In effetti l'apetura dell'Fmi per incoraggiare maggiori accontonamenti e svalutazioni aumentando la deducibilità fiscale delle coperture sulle perdite da prestiti potrebbe aiutare l'erogazione del credito, ma anche ad eliminare disparità con i nostri partner e concorrenti in mercato comune europeo.

«Il differimento della deducibilità degli accantonamenti per crediti in sofferenza nell'arco di diciotto anni a cui sono soggette le banche italiane crea effetti distorsivi della concorrenza nei confronti delle banche estere non soggette a limitazioni simili e, in un momento di rischio di sofferenza più elevato che in passato, induce le banche ad un ulteriore livello di prudenza in sede di erogazione del credito», ricordano Marco Magenta e Marco Ragusa partner di EY. «Al contrario, un accorciamento del periodo di deducibilità eliminerebbe l'attuale disincentivo al recepimento delle svalutazioni dei crediti depurando il relativo processo valutativo da considerazioni di carattere fiscale», concludono i due partner di EY.

In sostanza, se si seguissero i suggerimenti del Fondo monetario di Washington si potrebbe consentire di svalutare i crediti verso clienti in sofferenza in tempi più rapidi di quelli (assai lunghi) consentiti attualmente, ad esempio dando rilevanza fiscale ai crediti "scaduti" (non pagati dopo 90 giorni dalla scadenza), almeno entro una determina quota del monte crediti. Così si otterrebbero fondi aggiuntivi da fornire alle aziende più innovative, i cui risultati positivi potrebbero generare il gettito fiscale per compensare il minor volume di tributi a cui l'Erario rinuncerebbe consentendo la detraibilità di svalutazioni semplicemente "realistiche".

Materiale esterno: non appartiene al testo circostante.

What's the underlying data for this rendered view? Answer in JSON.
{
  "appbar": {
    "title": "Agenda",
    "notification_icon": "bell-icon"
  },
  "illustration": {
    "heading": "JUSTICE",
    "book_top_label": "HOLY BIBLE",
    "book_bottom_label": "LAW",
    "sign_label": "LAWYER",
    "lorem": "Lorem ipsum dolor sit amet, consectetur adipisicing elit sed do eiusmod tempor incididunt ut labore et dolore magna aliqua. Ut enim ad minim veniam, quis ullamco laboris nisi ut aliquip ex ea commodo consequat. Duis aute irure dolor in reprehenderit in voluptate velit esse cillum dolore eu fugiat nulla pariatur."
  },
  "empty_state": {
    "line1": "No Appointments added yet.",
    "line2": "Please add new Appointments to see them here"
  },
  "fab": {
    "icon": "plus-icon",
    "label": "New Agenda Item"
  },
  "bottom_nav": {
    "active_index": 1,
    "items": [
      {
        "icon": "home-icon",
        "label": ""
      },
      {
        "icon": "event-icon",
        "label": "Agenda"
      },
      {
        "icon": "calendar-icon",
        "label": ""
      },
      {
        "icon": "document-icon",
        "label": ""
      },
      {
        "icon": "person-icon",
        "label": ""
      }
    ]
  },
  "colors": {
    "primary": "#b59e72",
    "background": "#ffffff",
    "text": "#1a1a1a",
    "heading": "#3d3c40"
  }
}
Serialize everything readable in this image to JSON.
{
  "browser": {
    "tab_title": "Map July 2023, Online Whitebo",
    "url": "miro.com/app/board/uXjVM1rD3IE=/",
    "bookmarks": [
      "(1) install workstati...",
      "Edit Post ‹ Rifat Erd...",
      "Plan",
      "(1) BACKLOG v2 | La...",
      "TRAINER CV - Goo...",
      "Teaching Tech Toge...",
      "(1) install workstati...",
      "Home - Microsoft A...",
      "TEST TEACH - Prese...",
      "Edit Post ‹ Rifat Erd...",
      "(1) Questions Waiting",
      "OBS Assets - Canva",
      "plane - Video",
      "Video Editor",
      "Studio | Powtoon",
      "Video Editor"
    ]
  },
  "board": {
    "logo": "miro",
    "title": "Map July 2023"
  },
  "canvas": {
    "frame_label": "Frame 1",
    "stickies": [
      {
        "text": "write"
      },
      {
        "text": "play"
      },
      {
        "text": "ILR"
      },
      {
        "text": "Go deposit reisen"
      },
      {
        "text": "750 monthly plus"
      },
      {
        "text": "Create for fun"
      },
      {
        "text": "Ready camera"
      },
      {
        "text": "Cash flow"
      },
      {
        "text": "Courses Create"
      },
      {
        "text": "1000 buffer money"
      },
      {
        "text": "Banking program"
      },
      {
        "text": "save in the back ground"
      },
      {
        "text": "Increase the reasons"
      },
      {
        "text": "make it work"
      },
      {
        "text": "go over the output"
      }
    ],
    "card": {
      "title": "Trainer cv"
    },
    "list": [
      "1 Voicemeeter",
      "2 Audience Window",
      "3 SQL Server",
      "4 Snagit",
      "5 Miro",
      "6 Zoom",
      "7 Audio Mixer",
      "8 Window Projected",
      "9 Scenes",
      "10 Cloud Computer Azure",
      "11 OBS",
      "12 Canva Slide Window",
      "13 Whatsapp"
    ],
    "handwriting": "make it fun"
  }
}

E si metterebbe fine a diversità regolamentari con altri paesi. In teoria, ad esempio, le sofferenze del sistema bancario spagnolo sono al 10% del totale crediti, ma il dato va "pesato" dato che la Banca di Spagna non conteggia tra i crediti problematici gli incagli e i prestiti ristrutturati e scaduti come invece impone Bankitalia. Se si adottasse lo stesso metro di giudizio, come ricorda la banca d'affari Nomura, il tasso dei crediti spagnoli a rischio salirebbe al 19 per cento. Un bel vantaggio.

Infine non si può non ricordare che la proposta dell'Abi è una norma "leggera", come ha precisato lo stesso presidente dell'associazione bancaria, Antonio Patuelli, quando nella lettara al Sole ha ricordato di inserire la deducibilità fiscale solo per i crediti deteriorati derivanti da nuovi impieghi, e non a quelli prodotti dall'intero monte dei non performing loans. In buona sostanza la norma non sarebbe retroattiva ma si applicherebbe solo alle ipotetiche perdite maturate sui nuovi impieghi, con un effetto sul gettito tributario, differito nel tempo, visto che normalmente trascorrono varie annualità prima che un nuovo credito possa eventualmente deteriorarsi.

Senza dimenticare che si potrebbe permettere alle banche di vendere i crediti in sofferenza al valore di mercato consentendo però loro di diluire le perdite su molteplici esercizi contabili così da far ripartire il mercato delle cartolarizzazioni. Le banche incasserebbero le perdite ma senza appesantire un unico bilancio.